Did Sierra Nevada need to add a Peachy Little Thing to its already extensive range of hazy IPAs? No it did not. But, as always, I am obliged to drink and tell you about it. To give it a properly fair shake, I opened it on a warm afternoon, on the assumption that this is a more frivolous and summery kind of beer, although the 7% ABV means it comes with some serious heft. It's mostly opaque and the bright orange of a diluted squash. The peach... substance... is very apparent from the aroma, adding a strong and artificial sweet-smelling perfume. Who remembers Magic Hat No. 9? I didn't, until I took a sniff of this. The mouthfeel is beautifully soft, making good use of that high gravity to give it a deliciously chewy texture. And though they claim it's an IPA, there is precious little sign of any hops. Instead, that concentrated peach essence rides roughshod over everything else, unsubtle and overly sweet. I guess it works in a complementary way with the pillowy texture, but it doesn't create a pleasant beer; this barely tastes like a beer at all. I will credit that it could have ended up a syrupy mess, and instead it's simply syrupy in a straightforward, one-flavour, fashion. I don't see the point.

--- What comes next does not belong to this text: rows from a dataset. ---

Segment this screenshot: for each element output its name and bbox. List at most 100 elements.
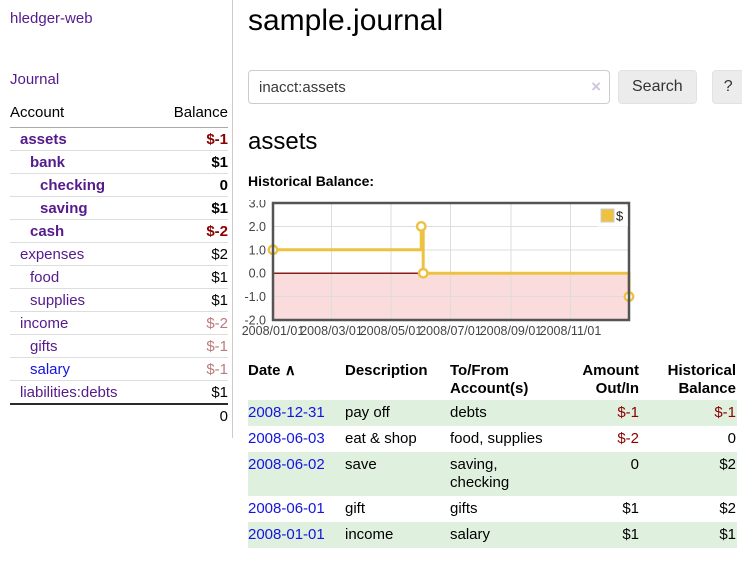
account-row: saving $1 bbox=[10, 196, 228, 220]
account-balance: $-1 bbox=[154, 334, 228, 358]
transaction-description: save bbox=[345, 456, 377, 473]
transaction-amount: $1 bbox=[622, 500, 639, 517]
account-balance: $-1 bbox=[206, 130, 228, 148]
transaction-accounts: debts bbox=[450, 404, 487, 421]
transaction-balance: 0 bbox=[727, 430, 736, 447]
search-input[interactable] bbox=[248, 70, 610, 104]
register-row: 2008-12-31 pay off debts $-1 $-1 bbox=[248, 400, 737, 426]
account-link[interactable]: saving bbox=[40, 199, 88, 217]
app-title-link[interactable]: hledger-web bbox=[10, 10, 93, 27]
col-header-balance: Historical Balance bbox=[667, 362, 736, 397]
clear-search-icon[interactable]: × bbox=[591, 77, 601, 96]
register-row: 2008-01-01 income salary $1 $1 bbox=[248, 522, 737, 548]
account-balance: $1 bbox=[154, 380, 228, 404]
transaction-balance: $2 bbox=[719, 500, 736, 517]
search-input-wrap: × bbox=[248, 70, 610, 104]
transaction-amount: 0 bbox=[630, 456, 639, 473]
accounts-total-spacer bbox=[10, 403, 155, 428]
account-row: income $-2 bbox=[10, 311, 228, 335]
transaction-date-link[interactable]: 2008-12-31 bbox=[248, 404, 325, 421]
transaction-balance: $-1 bbox=[714, 404, 736, 421]
account-row: liabilities:debts $1 bbox=[10, 380, 228, 404]
col-header-date[interactable]: Date ∧ bbox=[248, 362, 345, 400]
account-balance: $1 bbox=[154, 288, 228, 312]
account-row: gifts $-1 bbox=[10, 334, 228, 358]
accounts-total-row: 0 bbox=[10, 403, 228, 428]
transaction-amount: $1 bbox=[622, 526, 639, 543]
chart-title: Historical Balance: bbox=[248, 173, 375, 189]
svg-text:$: $ bbox=[616, 209, 624, 224]
sort-asc-icon: ∧ bbox=[284, 362, 296, 379]
account-link[interactable]: food bbox=[30, 268, 60, 286]
account-link[interactable]: salary bbox=[30, 360, 71, 378]
svg-text:2008/03/01: 2008/03/01 bbox=[300, 324, 363, 338]
transaction-description: income bbox=[345, 526, 394, 543]
search-button[interactable]: Search bbox=[618, 70, 697, 104]
account-balance: $-2 bbox=[154, 219, 228, 243]
register-header-row: Date ∧ Description To/From Account(s) Am… bbox=[248, 362, 737, 400]
account-link[interactable]: assets bbox=[20, 130, 67, 148]
col-header-date-label: Date bbox=[248, 362, 281, 379]
account-link[interactable]: income bbox=[20, 314, 69, 332]
account-balance: $-2 bbox=[154, 311, 228, 335]
account-balance: $1 bbox=[154, 265, 228, 289]
account-balance: $2 bbox=[154, 242, 228, 266]
account-link[interactable]: liabilities:debts bbox=[20, 383, 118, 401]
account-row: supplies $1 bbox=[10, 288, 228, 312]
help-button[interactable]: ? bbox=[711, 70, 742, 104]
account-link[interactable]: expenses bbox=[20, 245, 85, 263]
transaction-amount: $-2 bbox=[617, 430, 639, 447]
transaction-accounts: food, supplies bbox=[450, 430, 543, 447]
account-link[interactable]: bank bbox=[30, 153, 66, 171]
svg-text:2008/09/01: 2008/09/01 bbox=[480, 324, 543, 338]
col-header-description: Description bbox=[345, 362, 428, 379]
historical-balance-chart[interactable]: 3.0 2.0 1.0 0.0 -1.0 -2.02008/01/012008/03/01… bbox=[240, 200, 640, 342]
svg-text:2008/11/01: 2008/11/01 bbox=[540, 324, 602, 338]
register-row: 2008-06-01 gift gifts $1 $2 bbox=[248, 496, 737, 522]
transaction-balance: $1 bbox=[719, 526, 736, 543]
account-row: salary $-1 bbox=[10, 357, 228, 381]
svg-text:-1.0: -1.0 bbox=[244, 290, 266, 304]
sidebar: hledger-web Journal Account Balance asse… bbox=[0, 0, 233, 438]
transaction-accounts: salary bbox=[450, 526, 491, 543]
account-balance: $-1 bbox=[154, 357, 228, 381]
account-link[interactable]: cash bbox=[30, 222, 65, 240]
register-table: Date ∧ Description To/From Account(s) Am… bbox=[248, 362, 737, 548]
transaction-accounts: gifts bbox=[450, 500, 478, 517]
transaction-date-link[interactable]: 2008-06-01 bbox=[248, 500, 325, 517]
account-row: food $1 bbox=[10, 265, 228, 289]
nav-journal-link[interactable]: Journal bbox=[10, 71, 60, 88]
svg-text:3.0: 3.0 bbox=[249, 200, 266, 211]
account-row: expenses $2 bbox=[10, 242, 228, 266]
col-header-accounts: To/From Account(s) bbox=[450, 362, 529, 397]
svg-text:2008/01/01: 2008/01/01 bbox=[242, 324, 305, 338]
svg-text:-2.0: -2.0 bbox=[244, 314, 266, 328]
svg-text:0.0: 0.0 bbox=[249, 267, 266, 281]
transaction-date-link[interactable]: 2008-01-01 bbox=[248, 526, 325, 543]
transaction-date-link[interactable]: 2008-06-02 bbox=[248, 456, 325, 473]
transaction-accounts: saving, checking bbox=[450, 456, 510, 491]
account-row: checking 0 bbox=[10, 173, 228, 197]
account-heading: assets bbox=[248, 128, 318, 155]
svg-text:2.0: 2.0 bbox=[249, 220, 266, 234]
page-title: sample.journal bbox=[248, 4, 444, 37]
account-row: cash $-2 bbox=[10, 219, 228, 243]
account-balance: $1 bbox=[154, 150, 228, 174]
svg-text:2008/07/01: 2008/07/01 bbox=[419, 324, 482, 338]
register-row: 2008-06-02 save saving, checking 0 $2 bbox=[248, 452, 737, 496]
account-link[interactable]: gifts bbox=[30, 337, 58, 355]
account-link[interactable]: checking bbox=[40, 176, 106, 194]
accounts-header-row: Account Balance bbox=[10, 100, 228, 128]
main-content: sample.journal × Search ? assets Histori… bbox=[242, 0, 742, 548]
account-balance: 0 bbox=[154, 173, 228, 197]
register-row: 2008-06-03 eat & shop food, supplies $-2 0 bbox=[248, 426, 737, 452]
account-balance: $1 bbox=[154, 196, 228, 220]
accounts-header-account: Account bbox=[10, 100, 155, 128]
account-row: assets $-1 bbox=[10, 128, 228, 151]
account-link[interactable]: supplies bbox=[30, 291, 86, 309]
transaction-description: pay off bbox=[345, 404, 390, 421]
transaction-date-link[interactable]: 2008-06-03 bbox=[248, 430, 325, 447]
accounts-table: Account Balance assets $-1 bank $1 checking 0… bbox=[10, 100, 228, 428]
col-header-amount: Amount Out/In bbox=[582, 362, 639, 397]
transaction-description: eat & shop bbox=[345, 430, 417, 447]
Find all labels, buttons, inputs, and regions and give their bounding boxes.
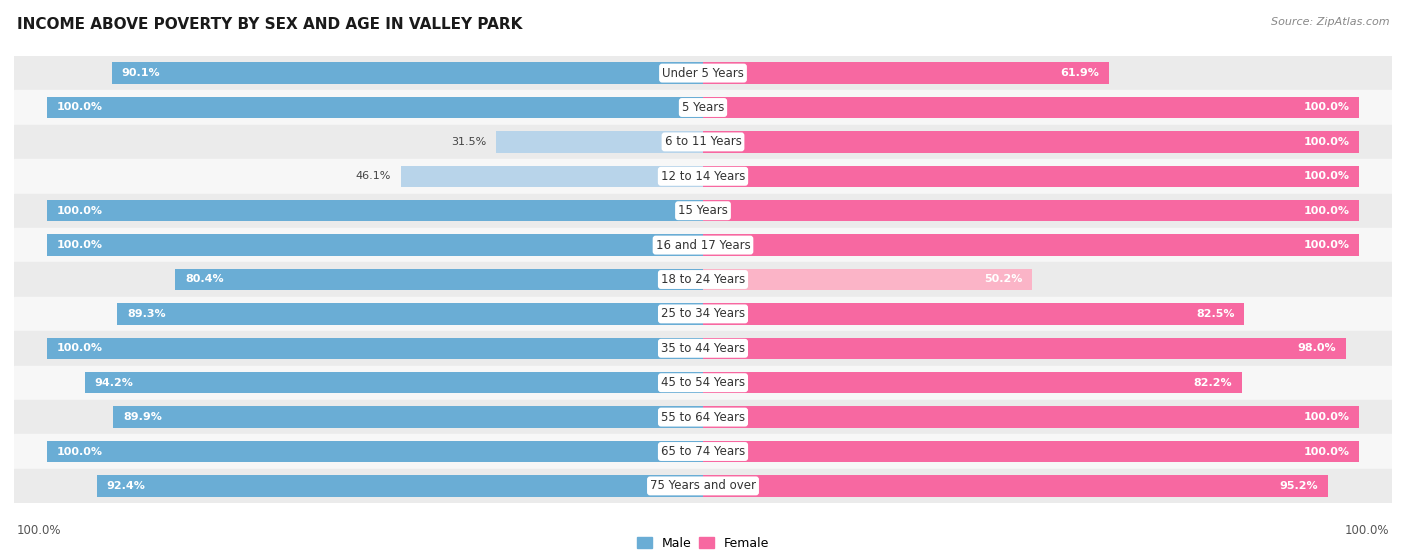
- Bar: [84, 372, 703, 394]
- Text: 5 Years: 5 Years: [682, 101, 724, 114]
- Bar: [703, 131, 1360, 153]
- Bar: [14, 56, 1392, 91]
- Text: 89.3%: 89.3%: [127, 309, 166, 319]
- Text: 12 to 14 Years: 12 to 14 Years: [661, 170, 745, 183]
- Text: 100.0%: 100.0%: [56, 240, 103, 250]
- Text: INCOME ABOVE POVERTY BY SEX AND AGE IN VALLEY PARK: INCOME ABOVE POVERTY BY SEX AND AGE IN V…: [17, 17, 522, 32]
- Bar: [703, 269, 1032, 290]
- Bar: [46, 234, 703, 256]
- Text: 100.0%: 100.0%: [1344, 524, 1389, 537]
- Bar: [14, 468, 1392, 503]
- Bar: [46, 338, 703, 359]
- Bar: [14, 331, 1392, 366]
- Text: 89.9%: 89.9%: [122, 412, 162, 422]
- Text: 75 Years and over: 75 Years and over: [650, 480, 756, 492]
- Text: 100.0%: 100.0%: [1303, 206, 1350, 216]
- Text: 100.0%: 100.0%: [56, 102, 103, 112]
- Bar: [703, 406, 1360, 428]
- Bar: [703, 200, 1360, 221]
- Text: 100.0%: 100.0%: [1303, 102, 1350, 112]
- Text: Source: ZipAtlas.com: Source: ZipAtlas.com: [1271, 17, 1389, 27]
- Bar: [703, 97, 1360, 118]
- Bar: [703, 234, 1360, 256]
- Text: 95.2%: 95.2%: [1279, 481, 1317, 491]
- Text: 6 to 11 Years: 6 to 11 Years: [665, 135, 741, 148]
- Text: 35 to 44 Years: 35 to 44 Years: [661, 342, 745, 355]
- Text: 100.0%: 100.0%: [1303, 137, 1350, 147]
- Bar: [117, 303, 703, 325]
- Text: 94.2%: 94.2%: [94, 378, 134, 388]
- Bar: [14, 297, 1392, 331]
- Bar: [14, 159, 1392, 193]
- Text: 100.0%: 100.0%: [56, 447, 103, 457]
- Text: 100.0%: 100.0%: [56, 206, 103, 216]
- Bar: [112, 63, 703, 84]
- Bar: [703, 475, 1327, 496]
- Text: 100.0%: 100.0%: [1303, 447, 1350, 457]
- Bar: [14, 434, 1392, 468]
- Text: 46.1%: 46.1%: [356, 171, 391, 181]
- Bar: [14, 400, 1392, 434]
- Bar: [97, 475, 703, 496]
- Text: Under 5 Years: Under 5 Years: [662, 67, 744, 79]
- Bar: [46, 97, 703, 118]
- Text: 31.5%: 31.5%: [451, 137, 486, 147]
- Bar: [401, 165, 703, 187]
- Bar: [703, 303, 1244, 325]
- Text: 65 to 74 Years: 65 to 74 Years: [661, 445, 745, 458]
- Text: 100.0%: 100.0%: [56, 343, 103, 353]
- Text: 16 and 17 Years: 16 and 17 Years: [655, 239, 751, 252]
- Bar: [14, 262, 1392, 297]
- Bar: [703, 338, 1346, 359]
- Bar: [112, 406, 703, 428]
- Bar: [14, 125, 1392, 159]
- Text: 82.2%: 82.2%: [1194, 378, 1233, 388]
- Text: 61.9%: 61.9%: [1060, 68, 1099, 78]
- Text: 82.5%: 82.5%: [1197, 309, 1234, 319]
- Text: 100.0%: 100.0%: [1303, 412, 1350, 422]
- Bar: [496, 131, 703, 153]
- Bar: [703, 372, 1243, 394]
- Text: 80.4%: 80.4%: [186, 274, 224, 285]
- Bar: [14, 228, 1392, 262]
- Text: 45 to 54 Years: 45 to 54 Years: [661, 376, 745, 389]
- Bar: [14, 366, 1392, 400]
- Bar: [14, 193, 1392, 228]
- Text: 100.0%: 100.0%: [17, 524, 62, 537]
- Text: 50.2%: 50.2%: [984, 274, 1022, 285]
- Text: 15 Years: 15 Years: [678, 204, 728, 217]
- Legend: Male, Female: Male, Female: [631, 532, 775, 555]
- Text: 55 to 64 Years: 55 to 64 Years: [661, 411, 745, 424]
- Text: 92.4%: 92.4%: [107, 481, 145, 491]
- Bar: [703, 165, 1360, 187]
- Bar: [14, 91, 1392, 125]
- Bar: [46, 441, 703, 462]
- Text: 18 to 24 Years: 18 to 24 Years: [661, 273, 745, 286]
- Bar: [46, 200, 703, 221]
- Bar: [703, 441, 1360, 462]
- Bar: [176, 269, 703, 290]
- Text: 98.0%: 98.0%: [1298, 343, 1336, 353]
- Text: 25 to 34 Years: 25 to 34 Years: [661, 307, 745, 320]
- Text: 90.1%: 90.1%: [122, 68, 160, 78]
- Bar: [703, 63, 1109, 84]
- Text: 100.0%: 100.0%: [1303, 240, 1350, 250]
- Text: 100.0%: 100.0%: [1303, 171, 1350, 181]
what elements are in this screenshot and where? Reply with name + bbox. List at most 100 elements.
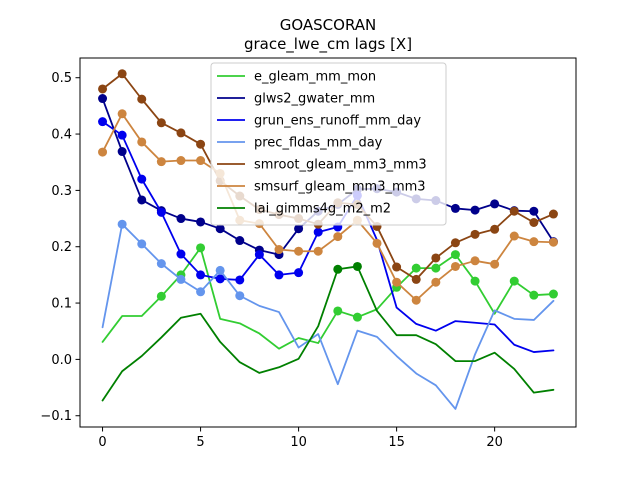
data-point-glws2_gwater_mm-10 — [294, 224, 304, 234]
data-point-smroot_gleam_mm3_mm3-21 — [509, 206, 519, 216]
data-point-glws2_gwater_mm-6 — [215, 224, 225, 234]
legend-label-smroot_gleam_mm3_mm3: smroot_gleam_mm3_mm3 — [254, 158, 427, 173]
legend-label-smsurf_gleam_mm3_mm3: smsurf_gleam_mm3_mm3 — [254, 180, 426, 195]
data-point-glws2_gwater_mm-5 — [196, 217, 206, 227]
data-point-smroot_gleam_mm3_mm3-2 — [137, 94, 147, 104]
x-tick-label-20: 20 — [486, 435, 503, 450]
data-point-smsurf_gleam_mm3_mm3-3 — [156, 157, 166, 167]
y-tick-label-0.3: 0.3 — [51, 184, 72, 199]
legend-entry-glws2_gwater_mm: glws2_gwater_mm — [217, 92, 375, 107]
data-point-smsurf_gleam_mm3_mm3-9 — [274, 245, 284, 255]
series-line-grun_ens_runoff_mm_day — [101, 120, 555, 353]
axes-layer: 0 5 10 15 20 −0.1 0.0 0.1 0.2 0.3 0.4 0.5 — [40, 57, 577, 450]
legend: e_gleam_mm_mon glws2_gwater_mm grun_ens_ru… — [210, 62, 447, 226]
data-point-grun_ens_runoff_mm_day-2 — [137, 174, 147, 184]
x-tick-label-15: 15 — [388, 435, 405, 450]
data-point-smsurf_gleam_mm3_mm3-10 — [294, 246, 304, 256]
data-point-e_gleam_mm_mon-23 — [548, 289, 558, 299]
plot-frame — [79, 57, 577, 428]
data-point-smroot_gleam_mm3_mm3-18 — [450, 238, 460, 248]
data-point-smroot_gleam_mm3_mm3-0 — [98, 84, 108, 94]
data-point-smsurf_gleam_mm3_mm3-15 — [392, 277, 402, 287]
y-tick-label-0.1: 0.1 — [51, 297, 72, 312]
legend-label-lai_gimms4g_m2_m2: lai_gimms4g_m2_m2 — [254, 202, 391, 217]
data-point-glws2_gwater_mm-2 — [137, 195, 147, 205]
data-point-smsurf_gleam_mm3_mm3-12 — [333, 232, 343, 242]
data-point-smroot_gleam_mm3_mm3-1 — [117, 69, 127, 79]
data-point-grun_ens_runoff_mm_day-5 — [196, 270, 206, 280]
data-point-grun_ens_runoff_mm_day-1 — [117, 130, 127, 140]
legend-entry-e_gleam_mm_mon: e_gleam_mm_mon — [217, 70, 376, 85]
legend-entry-prec_fldas_mm_day: prec_fldas_mm_day — [217, 136, 383, 151]
data-point-glws2_gwater_mm-22 — [529, 206, 539, 216]
data-point-smsurf_gleam_mm3_mm3-0 — [98, 147, 108, 157]
data-point-prec_fldas_mm_day-4 — [176, 274, 186, 284]
data-point-glws2_gwater_mm-19 — [470, 205, 480, 215]
data-point-grun_ens_runoff_mm_day-3 — [156, 207, 166, 217]
data-point-smsurf_gleam_mm3_mm3-20 — [490, 259, 500, 269]
data-point-e_gleam_mm_mon-12 — [333, 306, 343, 316]
data-point-smroot_gleam_mm3_mm3-19 — [470, 229, 480, 239]
data-point-smsurf_gleam_mm3_mm3-5 — [196, 156, 206, 166]
y-tick-label-0.5: 0.5 — [51, 71, 72, 86]
data-point-glws2_gwater_mm-18 — [450, 203, 460, 213]
data-point-glws2_gwater_mm-20 — [490, 199, 500, 209]
data-point-smroot_gleam_mm3_mm3-3 — [156, 118, 166, 128]
y-tick-label-0: 0.0 — [51, 353, 72, 368]
legend-entry-smsurf_gleam_mm3_mm3: smsurf_gleam_mm3_mm3 — [217, 180, 426, 195]
x-tick-label-10: 10 — [290, 435, 307, 450]
legend-label-e_gleam_mm_mon: e_gleam_mm_mon — [254, 70, 376, 85]
data-point-prec_fldas_mm_day-2 — [137, 239, 147, 249]
data-point-prec_fldas_mm_day-5 — [196, 287, 206, 297]
series-prec_fldas_mm_day — [101, 219, 555, 410]
data-point-smsurf_gleam_mm3_mm3-2 — [137, 137, 147, 147]
y-tick-label-0.2: 0.2 — [51, 240, 72, 255]
chart-title: GOASCORAN — [280, 16, 377, 34]
data-point-smroot_gleam_mm3_mm3-5 — [196, 139, 206, 149]
legend-entry-lai_gimms4g_m2_m2: lai_gimms4g_m2_m2 — [217, 202, 391, 217]
x-tick-label-5: 5 — [196, 435, 204, 450]
data-point-smsurf_gleam_mm3_mm3-18 — [450, 261, 460, 271]
y-tick-label--0.1: −0.1 — [40, 409, 72, 424]
data-point-grun_ens_runoff_mm_day-10 — [294, 268, 304, 278]
data-point-smsurf_gleam_mm3_mm3-1 — [117, 109, 127, 119]
data-point-e_gleam_mm_mon-21 — [509, 276, 519, 286]
legend-label-glws2_gwater_mm: glws2_gwater_mm — [254, 92, 375, 107]
data-point-e_gleam_mm_mon-19 — [470, 276, 480, 286]
legend-box — [210, 62, 447, 226]
series-lai_gimms4g_m2_m2 — [101, 261, 555, 402]
series-line-lai_gimms4g_m2_m2 — [101, 265, 555, 402]
data-point-smsurf_gleam_mm3_mm3-11 — [313, 246, 323, 256]
data-point-smsurf_gleam_mm3_mm3-21 — [509, 231, 519, 241]
data-point-e_gleam_mm_mon-17 — [431, 263, 441, 273]
data-point-e_gleam_mm_mon-18 — [450, 250, 460, 260]
data-point-lai_gimms4g_m2_m2-13 — [352, 261, 362, 271]
data-point-e_gleam_mm_mon-22 — [529, 290, 539, 300]
legend-label-grun_ens_runoff_mm_day: grun_ens_runoff_mm_day — [254, 114, 421, 129]
data-point-e_gleam_mm_mon-16 — [411, 263, 421, 273]
y-tick-label-0.4: 0.4 — [51, 128, 72, 143]
data-point-smsurf_gleam_mm3_mm3-16 — [411, 295, 421, 305]
data-point-grun_ens_runoff_mm_day-4 — [176, 249, 186, 259]
data-point-grun_ens_runoff_mm_day-0 — [98, 117, 108, 127]
data-point-prec_fldas_mm_day-3 — [156, 259, 166, 269]
chart-subtitle: grace_lwe_cm lags [X] — [244, 35, 412, 54]
data-point-smroot_gleam_mm3_mm3-20 — [490, 224, 500, 234]
data-point-glws2_gwater_mm-4 — [176, 214, 186, 224]
data-point-glws2_gwater_mm-7 — [235, 236, 245, 246]
legend-entry-grun_ens_runoff_mm_day: grun_ens_runoff_mm_day — [217, 114, 421, 129]
data-point-grun_ens_runoff_mm_day-9 — [274, 270, 284, 280]
data-point-smroot_gleam_mm3_mm3-16 — [411, 274, 421, 284]
data-point-grun_ens_runoff_mm_day-6 — [215, 274, 225, 284]
data-point-smsurf_gleam_mm3_mm3-17 — [431, 277, 441, 287]
data-point-grun_ens_runoff_mm_day-8 — [254, 250, 264, 260]
data-point-glws2_gwater_mm-1 — [117, 147, 127, 157]
data-point-smsurf_gleam_mm3_mm3-22 — [529, 237, 539, 247]
data-point-prec_fldas_mm_day-1 — [117, 219, 127, 229]
data-point-grun_ens_runoff_mm_day-7 — [235, 275, 245, 285]
series-grun_ens_runoff_mm_day — [98, 117, 555, 353]
data-point-smsurf_gleam_mm3_mm3-4 — [176, 156, 186, 166]
legend-entry-smroot_gleam_mm3_mm3: smroot_gleam_mm3_mm3 — [217, 158, 427, 173]
data-point-glws2_gwater_mm-0 — [98, 94, 108, 104]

My local SuperValu occasionally gets shipments of expiring stock from local distributor Grand Cru, so you'll need to ignore the "fresh" aspect of this Cryo Fresh Torpedo, the bottle being a bit over a year old by the time I got to it. One again, it's a 7% ABV IPA, though this one is an altogether warmer-looking amber shade, and mostly clear with it. The aroma has survived well, and still has the classic Torpedo pine sharpness. Surprisingly, the bitterness doesn't dominate the flavour. It still tastes plenty fresh, though, with zesty orange juice and thick-shred marmalade. Only in the finish is there a drier and bitterer lime rind effect. It's all quite subtle too, lacking any punchy extremes, with neither harshness nor heat. Despite all the technical hop wizardry, this is a decent, accessible and enjoyable IPA, very much in the West Coast fashion, but not overdoing it. My only quibble is that overdoing it is basic Torpedo's main feature, and I'm a fan of its resinous severity, none of which is on display here. For €2.60, I got a very good bottle of beer, though I still think I would trade up to a fresh bottle of OG Torpedo.

Torpedo and Hazy Little Thing are very good beers in their own right, and I'm a fan of both. These attempts at using established customer good will are, I think, misguided. Not everyone will come in on the ground floor, and I hate to think that anyone would eschew the originals having tried and disliked these cash-in variants.